La FIFA no anuló la tarjeta roja de Folarin Balogun, sino que suspendió la ejecución de la sanción automática de un partido con base en el artículo 27 de su Código Disciplinario. Esto le permite disputar el encuentro de octavos de final, mientras la sanción queda sujeta a un período de prueba.

¿Qué dijeron la UEFA y la Federación Belga sobre el caso Folarin Balogun?

La UEFA cuestionó la decisión al considerar que afecta la integridad y la credibilidad de la competición. Por su parte, la Federación Belga sostuvo que la medida contradice el Código Disciplinario y el reglamento del Mundial, al recordar que una expulsión implica la suspensión automática para el siguiente partido.

Estados Unidos ya está en octavos de final del Mundial 2026.Crédito: AFP

¿Qué antecedentes existen de decisiones similares al caso de Folarin Balogun en los Mundiales?

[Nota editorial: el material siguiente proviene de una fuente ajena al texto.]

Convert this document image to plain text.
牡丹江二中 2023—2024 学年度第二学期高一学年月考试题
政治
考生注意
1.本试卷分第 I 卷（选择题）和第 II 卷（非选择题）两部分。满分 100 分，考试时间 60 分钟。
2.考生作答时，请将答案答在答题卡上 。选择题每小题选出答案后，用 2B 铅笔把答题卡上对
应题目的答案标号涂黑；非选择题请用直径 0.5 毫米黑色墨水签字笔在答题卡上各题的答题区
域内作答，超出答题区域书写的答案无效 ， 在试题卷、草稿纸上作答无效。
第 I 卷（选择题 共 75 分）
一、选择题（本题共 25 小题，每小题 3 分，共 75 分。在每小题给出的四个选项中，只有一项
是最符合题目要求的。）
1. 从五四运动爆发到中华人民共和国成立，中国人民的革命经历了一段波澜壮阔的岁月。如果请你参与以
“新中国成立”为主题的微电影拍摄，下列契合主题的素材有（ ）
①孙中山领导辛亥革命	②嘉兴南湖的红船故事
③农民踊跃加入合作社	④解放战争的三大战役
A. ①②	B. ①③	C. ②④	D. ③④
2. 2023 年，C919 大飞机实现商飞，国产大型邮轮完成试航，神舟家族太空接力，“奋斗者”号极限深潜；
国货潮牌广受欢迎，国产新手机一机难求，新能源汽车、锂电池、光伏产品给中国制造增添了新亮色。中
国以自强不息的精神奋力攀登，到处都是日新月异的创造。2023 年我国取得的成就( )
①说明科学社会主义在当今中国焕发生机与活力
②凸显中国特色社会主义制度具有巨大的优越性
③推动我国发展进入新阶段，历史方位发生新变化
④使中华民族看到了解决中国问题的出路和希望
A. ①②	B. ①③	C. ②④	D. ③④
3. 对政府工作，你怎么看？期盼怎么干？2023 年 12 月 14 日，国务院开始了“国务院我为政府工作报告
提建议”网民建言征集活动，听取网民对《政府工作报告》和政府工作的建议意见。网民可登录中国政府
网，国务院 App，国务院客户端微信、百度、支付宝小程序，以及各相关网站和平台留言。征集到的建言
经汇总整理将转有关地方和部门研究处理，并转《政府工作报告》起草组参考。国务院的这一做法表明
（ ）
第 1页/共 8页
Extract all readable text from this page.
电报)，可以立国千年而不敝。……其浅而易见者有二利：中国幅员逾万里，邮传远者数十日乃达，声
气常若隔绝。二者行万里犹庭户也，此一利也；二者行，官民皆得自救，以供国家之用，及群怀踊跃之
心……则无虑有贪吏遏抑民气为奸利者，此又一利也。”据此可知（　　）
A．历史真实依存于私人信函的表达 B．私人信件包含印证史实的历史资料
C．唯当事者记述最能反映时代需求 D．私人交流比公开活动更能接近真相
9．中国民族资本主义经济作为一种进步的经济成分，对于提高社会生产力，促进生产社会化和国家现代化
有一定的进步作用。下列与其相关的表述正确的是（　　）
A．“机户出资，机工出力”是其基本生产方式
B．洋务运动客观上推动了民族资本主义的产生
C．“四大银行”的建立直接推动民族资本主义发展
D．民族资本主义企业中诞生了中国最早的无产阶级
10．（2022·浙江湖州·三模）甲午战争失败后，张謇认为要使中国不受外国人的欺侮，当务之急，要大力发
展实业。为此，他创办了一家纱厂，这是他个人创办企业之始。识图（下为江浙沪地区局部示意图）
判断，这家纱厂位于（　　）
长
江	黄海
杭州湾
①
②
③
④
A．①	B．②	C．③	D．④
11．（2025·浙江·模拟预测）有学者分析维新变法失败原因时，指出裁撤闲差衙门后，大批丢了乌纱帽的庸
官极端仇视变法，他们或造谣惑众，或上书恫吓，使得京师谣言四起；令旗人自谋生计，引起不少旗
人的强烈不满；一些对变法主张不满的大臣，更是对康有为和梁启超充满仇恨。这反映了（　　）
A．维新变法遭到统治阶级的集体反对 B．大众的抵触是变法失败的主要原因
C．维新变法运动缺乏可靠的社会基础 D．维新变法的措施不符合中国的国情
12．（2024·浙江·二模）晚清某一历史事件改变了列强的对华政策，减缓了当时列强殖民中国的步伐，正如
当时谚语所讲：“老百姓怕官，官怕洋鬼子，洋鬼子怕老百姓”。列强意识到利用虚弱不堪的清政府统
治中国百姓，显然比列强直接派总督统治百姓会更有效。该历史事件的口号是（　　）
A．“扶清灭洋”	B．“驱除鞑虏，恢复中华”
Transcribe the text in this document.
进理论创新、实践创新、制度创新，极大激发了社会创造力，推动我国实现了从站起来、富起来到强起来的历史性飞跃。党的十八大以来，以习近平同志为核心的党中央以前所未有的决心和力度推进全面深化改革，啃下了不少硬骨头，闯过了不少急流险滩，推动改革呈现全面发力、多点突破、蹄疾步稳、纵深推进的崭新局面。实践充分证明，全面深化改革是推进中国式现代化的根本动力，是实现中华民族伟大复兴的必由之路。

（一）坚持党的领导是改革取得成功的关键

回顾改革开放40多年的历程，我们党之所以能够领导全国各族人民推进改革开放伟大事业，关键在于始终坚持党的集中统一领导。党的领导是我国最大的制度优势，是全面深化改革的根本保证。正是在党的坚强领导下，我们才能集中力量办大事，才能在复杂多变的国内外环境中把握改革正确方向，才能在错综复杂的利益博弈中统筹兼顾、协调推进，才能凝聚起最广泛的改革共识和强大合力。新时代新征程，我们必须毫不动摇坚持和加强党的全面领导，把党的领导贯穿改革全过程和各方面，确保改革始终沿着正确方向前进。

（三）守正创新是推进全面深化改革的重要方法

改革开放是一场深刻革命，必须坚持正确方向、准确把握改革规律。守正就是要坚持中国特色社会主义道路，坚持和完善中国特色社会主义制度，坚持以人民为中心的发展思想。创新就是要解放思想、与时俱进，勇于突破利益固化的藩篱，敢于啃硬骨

Entre los precedentes más conocidos figuran Cristiano Ronaldo, quien se benefició de la suspensión de la ejecución de una sanción antes del Mundial 2026, y Garrincha, autorizado para disputar la final del Mundial de 1962 tras una revisión de su expulsión en las semifinales.

¿Qué consecuencias ha generado la decisión de la FIFA sobre Folarin Balogun?

La medida provocó cuestionamientos de organismos deportivos y autoridades políticas sobre la aplicación de los reglamentos y la independencia de la FIFA. La controversia aumentó después de conocerse que Donald Trump habló con Gianni Infantino antes de que Balogun fuera habilitado para jugar con Estados Unidos.